Karen Lloyd
Associate Professor
Areas of Specialization: European Renaissance and Baroque Art, Italian Sculpture, Early Modern Europe and the Americas, Early Modern Art Theory
Ph.D. Rutgers University
Email: Karen.Lloyd@stonybrook.edu
Office: Staller Center for the Arts #4276
Affiliate Faculty, Department of History
Karen Lloyd specializes in Italian Renaissance and Baroque art. Focusing primarily on papal Rome, her work traces the socio-political dynamics of art patronage, production, and reception. She engages with, among other things, the history of collecting and display, Bernini and Baroque sculpture, and the polemics of the early modern devotional image.
Dr.
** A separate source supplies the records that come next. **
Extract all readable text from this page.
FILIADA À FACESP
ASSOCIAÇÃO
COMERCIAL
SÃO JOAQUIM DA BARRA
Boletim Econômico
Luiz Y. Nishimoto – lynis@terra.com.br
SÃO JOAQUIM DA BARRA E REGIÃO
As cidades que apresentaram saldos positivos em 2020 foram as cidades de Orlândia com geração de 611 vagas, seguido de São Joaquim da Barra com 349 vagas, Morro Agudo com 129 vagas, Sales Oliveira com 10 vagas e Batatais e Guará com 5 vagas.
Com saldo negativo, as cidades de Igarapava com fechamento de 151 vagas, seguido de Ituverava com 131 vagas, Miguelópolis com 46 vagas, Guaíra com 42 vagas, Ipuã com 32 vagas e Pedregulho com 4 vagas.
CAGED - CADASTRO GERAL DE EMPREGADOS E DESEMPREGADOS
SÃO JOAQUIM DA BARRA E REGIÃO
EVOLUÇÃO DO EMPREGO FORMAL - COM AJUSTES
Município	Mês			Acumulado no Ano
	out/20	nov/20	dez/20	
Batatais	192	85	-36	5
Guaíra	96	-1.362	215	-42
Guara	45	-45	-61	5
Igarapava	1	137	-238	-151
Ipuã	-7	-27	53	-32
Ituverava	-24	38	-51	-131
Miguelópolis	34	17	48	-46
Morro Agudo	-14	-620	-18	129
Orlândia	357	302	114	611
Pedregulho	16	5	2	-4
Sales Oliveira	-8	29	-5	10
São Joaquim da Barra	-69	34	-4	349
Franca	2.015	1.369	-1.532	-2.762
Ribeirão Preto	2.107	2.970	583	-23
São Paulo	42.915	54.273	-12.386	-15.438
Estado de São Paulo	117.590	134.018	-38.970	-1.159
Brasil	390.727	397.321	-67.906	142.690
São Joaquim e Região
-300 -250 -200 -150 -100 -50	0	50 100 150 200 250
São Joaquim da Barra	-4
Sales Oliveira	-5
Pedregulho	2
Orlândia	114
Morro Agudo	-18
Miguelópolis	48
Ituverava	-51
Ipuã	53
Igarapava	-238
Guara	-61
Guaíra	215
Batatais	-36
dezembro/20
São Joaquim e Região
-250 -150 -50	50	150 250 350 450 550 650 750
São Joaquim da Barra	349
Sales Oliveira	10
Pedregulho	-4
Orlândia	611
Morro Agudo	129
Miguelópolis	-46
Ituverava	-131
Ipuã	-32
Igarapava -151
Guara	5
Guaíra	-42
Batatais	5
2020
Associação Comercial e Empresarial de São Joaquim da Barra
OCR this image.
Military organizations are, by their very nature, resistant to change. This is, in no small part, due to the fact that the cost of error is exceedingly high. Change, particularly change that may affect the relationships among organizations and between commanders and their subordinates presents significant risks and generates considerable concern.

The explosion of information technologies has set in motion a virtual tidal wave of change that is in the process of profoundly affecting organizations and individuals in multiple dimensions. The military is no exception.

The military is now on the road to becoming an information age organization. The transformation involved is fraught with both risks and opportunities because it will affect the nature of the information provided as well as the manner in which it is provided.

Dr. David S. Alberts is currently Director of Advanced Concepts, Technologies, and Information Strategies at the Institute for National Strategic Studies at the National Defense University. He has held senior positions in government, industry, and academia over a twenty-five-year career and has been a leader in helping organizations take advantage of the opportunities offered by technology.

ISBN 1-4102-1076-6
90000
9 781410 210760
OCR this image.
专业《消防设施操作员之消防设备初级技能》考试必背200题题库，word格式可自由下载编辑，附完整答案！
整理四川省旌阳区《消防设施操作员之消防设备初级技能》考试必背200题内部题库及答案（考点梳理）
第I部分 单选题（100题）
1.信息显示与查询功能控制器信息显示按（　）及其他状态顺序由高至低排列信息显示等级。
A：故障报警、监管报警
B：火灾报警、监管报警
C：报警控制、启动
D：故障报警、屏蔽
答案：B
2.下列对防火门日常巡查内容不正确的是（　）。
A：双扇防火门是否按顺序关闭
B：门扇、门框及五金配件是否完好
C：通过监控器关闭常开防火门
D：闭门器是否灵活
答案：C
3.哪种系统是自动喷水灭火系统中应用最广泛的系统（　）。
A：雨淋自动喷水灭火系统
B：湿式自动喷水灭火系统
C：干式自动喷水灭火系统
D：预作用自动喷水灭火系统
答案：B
Lloyd’s first monograph, Art, Patronage, and Nepotism in Early Modern Rome (Routledge 2022), examines the visual and material culture of politics in papal Rome, showing how cardinal nephews developed innovative iconographies, displays, and affective experiences to define nepotism as good Catholic rule. She is also co-editor of (with Claudia Lehmann), and contributor to, A Transitory Star. The Late Bernini and his Reception (De Gruyter, 2015), a volume of essays that considers the Baroque sculptor’s status and work from the mid-17th century until his death. Her scholarship has appeared in The Burlington Magazine, Getty Research Journal, Sixteenth Century Journal, and Journal of the History of Collections, as well as the edited volumes Making and Moving Sculpture in Early Modern Italy (Ashgate Press, 2015) and The New World in Early Modern Italy, 1492-1750 (Cambridge University Press, 2017).
She is the recipient of grants and fellowships from Queen's University, the Institut National de l’Histoire d’Art/French Academy in Rome - Villa Medici, and the Kress Foundation/Bibliotheca Hertziana in Rome, among others.
Dr. Lloyd is Series Editor of Visual Culture in Early Modernity, with Routledge.